Notre politique fiscale est insensée


18 July 2017

Les territoires les plus prospères du monde investissent du capital, celui des résidents ou d’épargnants étrangers, pour financer les start-ups. Pas la France, hélas. Fotolia

 

L’allègement de la fiscalité du capital est crucial pour relancer la croissance et pour ramener vers notre pays des investissements et des talents, surtout dans un contexte Trump/Brexit qui, par effet de différence, rend la France plus attractive. C’est la raison pour laquelle les imprécisions et les reculs du Gouvernement inscrits dans la déclaration de politique générale du Premier Ministre sur les questions de l’ISF et du plafonnement à 30% de la fiscalité sur le capital ont grandement fâché ceux qui réfléchissent à ces questions depuis des années. Mieux inspiré que le Gouvernement, le Président de la République semble avoir pris la mesure du problème. Dont acte. Alléger la fiscalité du capital est favorable à l’économie sur le long terme. Mais à court terme, cette politique aggrave les inégalités car ce sont les revenus et les patrimoines les plus élevés qui en bénéficient le plus. Elle est donc impopulaire et doit être décidée et mise en œuvre en début de mandat, quand le Gouvernement dispose encore d’un capital de crédibilité élevé. Avoir la main tremblante sur ce sujet serait donc une erreur politique et économique.

 

Notre épargne, pourtant abondante, n’est pas suffisamment dirigée vers l’innovation

 

En effet, la croissance économique contemporaine est quasiment uniquement tirée par l’innovation. De la Silicon Valley à Singapour en passant par Israël, les territoires les plus prospères du monde investissent du capital, celui des résidents ou d’épargnants étrangers, pour financer les startups des nanotechnologies, des biotechnologies, de la robotique ou de l’intelligence artificielle. A contrario, l’une des grandes faiblesses de l’Europe en général, et de la France en particulier, c’est d’être incapable de financer ces entreprises qui changent le monde et confèrent à leur terre d’accueil un pouvoir économique et, de plus en plus, géopolitique. Si nous n’avons pas de Google, de Facebook, d’AirBNB, d’Amazon, de SpaceX, de Baidu, d’Alibaba ou de Tencent en France, c’est aussi parce que notre épargne, pourtant abondante, n’est pas suffisamment dirigée vers l’innovation en raison d’une fiscalité désincitative, notamment sur les dividendes.

 

La fiscalité française sur les revenus et le stock de capital est l’une des plus lourdes au monde

 

La France est devenue un bon pays pour la phase d’amorçage des entreprises.
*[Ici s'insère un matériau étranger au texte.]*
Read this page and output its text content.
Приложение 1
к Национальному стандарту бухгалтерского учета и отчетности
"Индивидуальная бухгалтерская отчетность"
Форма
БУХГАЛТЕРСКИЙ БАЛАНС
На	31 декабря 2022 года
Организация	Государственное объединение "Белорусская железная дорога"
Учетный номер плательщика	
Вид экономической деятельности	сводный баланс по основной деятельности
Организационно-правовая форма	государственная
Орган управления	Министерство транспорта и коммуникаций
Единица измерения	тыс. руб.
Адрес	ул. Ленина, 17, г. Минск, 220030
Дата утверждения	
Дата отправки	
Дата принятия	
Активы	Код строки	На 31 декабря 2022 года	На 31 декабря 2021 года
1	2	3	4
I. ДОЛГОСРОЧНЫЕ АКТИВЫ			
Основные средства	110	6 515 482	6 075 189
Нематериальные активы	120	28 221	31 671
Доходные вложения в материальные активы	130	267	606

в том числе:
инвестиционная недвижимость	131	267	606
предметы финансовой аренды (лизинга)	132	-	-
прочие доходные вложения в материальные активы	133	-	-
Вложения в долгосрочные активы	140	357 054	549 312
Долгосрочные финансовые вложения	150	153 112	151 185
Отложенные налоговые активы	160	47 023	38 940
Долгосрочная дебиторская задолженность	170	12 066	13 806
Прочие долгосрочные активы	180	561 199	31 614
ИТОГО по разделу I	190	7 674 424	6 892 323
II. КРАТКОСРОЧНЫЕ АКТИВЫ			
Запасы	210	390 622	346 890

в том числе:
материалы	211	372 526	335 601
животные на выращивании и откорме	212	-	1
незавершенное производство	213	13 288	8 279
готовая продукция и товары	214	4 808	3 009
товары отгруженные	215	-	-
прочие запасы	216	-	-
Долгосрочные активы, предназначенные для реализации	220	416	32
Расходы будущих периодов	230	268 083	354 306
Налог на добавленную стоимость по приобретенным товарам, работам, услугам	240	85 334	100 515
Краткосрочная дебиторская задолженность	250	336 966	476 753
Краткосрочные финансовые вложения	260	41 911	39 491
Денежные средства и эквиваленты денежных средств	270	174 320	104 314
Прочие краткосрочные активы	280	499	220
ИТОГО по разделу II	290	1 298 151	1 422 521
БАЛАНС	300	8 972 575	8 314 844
Créer une société et trouver des financements n’est pas compliqué, surtout depuis la création de la Banque Publique d’Investissement, en 2012. Les choses se corsent quand les startups qui ont survécu à leurs premières années commencent à avoir du succès. En France, trouver quelques dizaines voire quelques centaines de milliers d’euros est relativement aisé. Mais, passer le cap du million est rare. Sait-on que certaines entreprises de la Silicon Valley sont en train de lever 1 milliard de dollars ? Il ne faut pas se désoler, dans ces circonstances, de voir nos startups, après quelques années, passer sous pavillon américain ou asiatique. La fiscalité française sur les revenus et le stock de capital est l’une des plus lourdes au monde, caractérisée par des prélèvements en cascade. La logique commanderait au contraire d’inciter fiscalement les Français, surtout les plus riches, à investir dans du financement d’entreprise car c’est là que notre avenir économique se joue. A cet égard, la politique fiscale dans notre pays est, depuis des années, insensée.

 

Une bonne politique budgétaire consiste à alléger les impôts qui bloquent la croissance

 

Bercy invoque la nécessité de ramener le déficit public à moins de 3% du PIB en 2018. Très bien. Simplement, la France a payé pour savoir que l’alourdissement des prélèvements obligatoires dévitalisait peu à peu le secteur privé, avec, in fine, des résultats sur les recettes décevants. Une bonne politique budgétaire consiste au contraire à alléger les impôts qui bloquent la croissance tout en transférant au secteur privé des activités que le public n’a pas de raisons vitales d’effectuer lui-même. Ces idées de bon sens, il serait temps que le France les essaie. C’est notamment pour cela qu’Emmanuel Macron et été élu.